La cuenta de Twitter que cerré definitivamente hace unos días la había activado en 2009; era la segunda vez que me paseaba por esa naciente red social, que entonces estaba limitada a mandar mensajes de 140 caracteres, lo mismo que cabía en un SMS. Era un espacio interesante, donde podías dejar comentarios, poner enlaces y responder a lo que otras personas decían. Por mi (de)formación, principalmente interactuaba con gente de ciencia, pero esa comunidad emergente fue creciendo, también se incorporaron otras características que me parecieron innecesarias o, al menos por mi parte, no deseadas. Llegó, claro la publicidad, y los algoritmos que iban seleccionando por ti lo que verías, todo ese esquema piramidal del capitalismo de la atención que es Internet del que de una forma u otra hemos caído presos.
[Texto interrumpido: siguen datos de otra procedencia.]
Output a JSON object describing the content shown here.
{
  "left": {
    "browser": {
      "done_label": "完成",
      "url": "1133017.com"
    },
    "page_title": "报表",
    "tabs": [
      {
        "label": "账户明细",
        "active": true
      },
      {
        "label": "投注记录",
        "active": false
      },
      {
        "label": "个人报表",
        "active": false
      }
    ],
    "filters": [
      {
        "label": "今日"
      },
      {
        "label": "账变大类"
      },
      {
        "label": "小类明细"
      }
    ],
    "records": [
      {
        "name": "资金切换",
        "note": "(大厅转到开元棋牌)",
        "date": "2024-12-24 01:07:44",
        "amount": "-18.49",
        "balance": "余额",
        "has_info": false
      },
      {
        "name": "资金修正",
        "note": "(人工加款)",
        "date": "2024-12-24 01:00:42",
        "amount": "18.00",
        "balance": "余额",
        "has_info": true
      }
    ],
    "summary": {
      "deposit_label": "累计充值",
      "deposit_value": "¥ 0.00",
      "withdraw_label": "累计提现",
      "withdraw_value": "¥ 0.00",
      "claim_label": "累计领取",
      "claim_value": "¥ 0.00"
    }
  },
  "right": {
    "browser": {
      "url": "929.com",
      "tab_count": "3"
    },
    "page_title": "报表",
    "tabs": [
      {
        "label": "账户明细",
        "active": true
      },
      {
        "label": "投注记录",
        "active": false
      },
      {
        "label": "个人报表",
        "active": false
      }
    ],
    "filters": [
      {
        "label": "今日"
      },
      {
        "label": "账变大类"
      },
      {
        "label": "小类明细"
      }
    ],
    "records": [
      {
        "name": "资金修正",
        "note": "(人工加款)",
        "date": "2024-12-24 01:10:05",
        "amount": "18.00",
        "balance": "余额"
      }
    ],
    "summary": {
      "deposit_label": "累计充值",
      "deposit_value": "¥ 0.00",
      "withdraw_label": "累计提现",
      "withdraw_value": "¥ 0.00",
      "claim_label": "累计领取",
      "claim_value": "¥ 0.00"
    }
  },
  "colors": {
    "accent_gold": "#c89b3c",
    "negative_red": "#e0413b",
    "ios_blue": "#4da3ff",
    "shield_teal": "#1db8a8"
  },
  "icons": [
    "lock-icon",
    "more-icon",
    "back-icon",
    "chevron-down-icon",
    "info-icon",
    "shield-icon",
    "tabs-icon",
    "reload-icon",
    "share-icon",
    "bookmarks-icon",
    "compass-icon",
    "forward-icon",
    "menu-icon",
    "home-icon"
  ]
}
A lo largo de estos 13 años hubo muchos momentos en que consideré seriamente dejarlo, porque el mal rollo iba creciendo, la gente que jaleaba, las hordas de odio y demás tomaban a ratos la estepa tuitera y había que resguardarse. Señores que fueron adalides de la racionalidad y la empatía se transformaban en vociferantes fascistas a la primera de cambio. La propia estructura jerárquica del invento favoreció esto, por más que se establecieran mecanismos de control para expulsarlos. Sin embargo, ahora se compró el invento un nuevo sátrapa, ese ultramillonario ególatra e infantil (un pleonasmo) y la pestilencia me ha resultado excesiva. Mientras tanto dejé más de cuarenta mil opiniones, evidentemente prescindibles en lo que fue una plaza pública de diálogo y ahora es un mercado de compraventa para fundamentalistas. Deberíamos reclamar lo público, lo distribuido, evitar las ocurrencias de emprenderores de éxito, pero no hay manera, así que por el momento, hago mudanza. Buen lunes.